Back to the NZZ article:
A double taxation treaty is also under discussion, such as the one Brazil has had with Argentina for a long time.
First off, this comparison doesn’t make sense, as there is a key difference between Argentina and Switzerland: Switzerland is a major tax haven – ranked number 1 on the Financial Secrecy Index – and Argentina is not.
Secondly, here is Lee Sheppard on treaties again: “The US does a lot of business with Brazil. The US has no tax treaty with Brazil. You can do business with a country without a tax treaty. You don’t need one. You do need a bilateral investment treaty.”
and even more to the point:
“…the other ones you don’t want to sign treaties with are the international enablers: the Netherlands, Switzerland, Ireland”
The NZZ article closes on a note of corporate optimism:
Corporations draw some hope from another surprising Brazilian decree in June which demonstrated it might not take tax decisions so one-sidedly in its own interest in future.
Since June technical services provided from abroad to Brazilian clients are free of tax deducted at source, if there is a double taxation agreement between the two countries involved.

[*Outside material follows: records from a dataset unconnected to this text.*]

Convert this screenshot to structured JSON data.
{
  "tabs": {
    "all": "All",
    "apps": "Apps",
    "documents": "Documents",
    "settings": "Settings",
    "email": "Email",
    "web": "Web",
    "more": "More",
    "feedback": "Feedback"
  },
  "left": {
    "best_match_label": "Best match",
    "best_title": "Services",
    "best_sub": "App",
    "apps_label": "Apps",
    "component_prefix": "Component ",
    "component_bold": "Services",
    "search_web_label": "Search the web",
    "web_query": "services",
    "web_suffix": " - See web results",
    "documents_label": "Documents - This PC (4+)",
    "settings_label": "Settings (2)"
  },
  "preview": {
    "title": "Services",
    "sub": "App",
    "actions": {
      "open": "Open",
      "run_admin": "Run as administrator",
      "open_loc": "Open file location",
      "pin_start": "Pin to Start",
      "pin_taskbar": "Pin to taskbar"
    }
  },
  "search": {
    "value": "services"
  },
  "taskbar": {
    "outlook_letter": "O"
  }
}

These services could be machine maintenance or any kind of service delivered over the internet.
Funny the article should mention these two examples, internet services and machine maintenance. The use of “tax minimization” strategies applied to internet sales by multinationals has been well documented.
Machine maintenance, meanwhile, was found by the US Senate to be a key component of Caterpillar’s Swiss tax strategy. According to a highly critical US Senate report (pdf) in April this year, Caterpillar managed to reduce its US tax bill by USD 2.4 billion partly by accounting for the purchase of all replacement machine parts – the part of its business with the highest profit margins – via its Switzerland subsidiary (see for example page 84).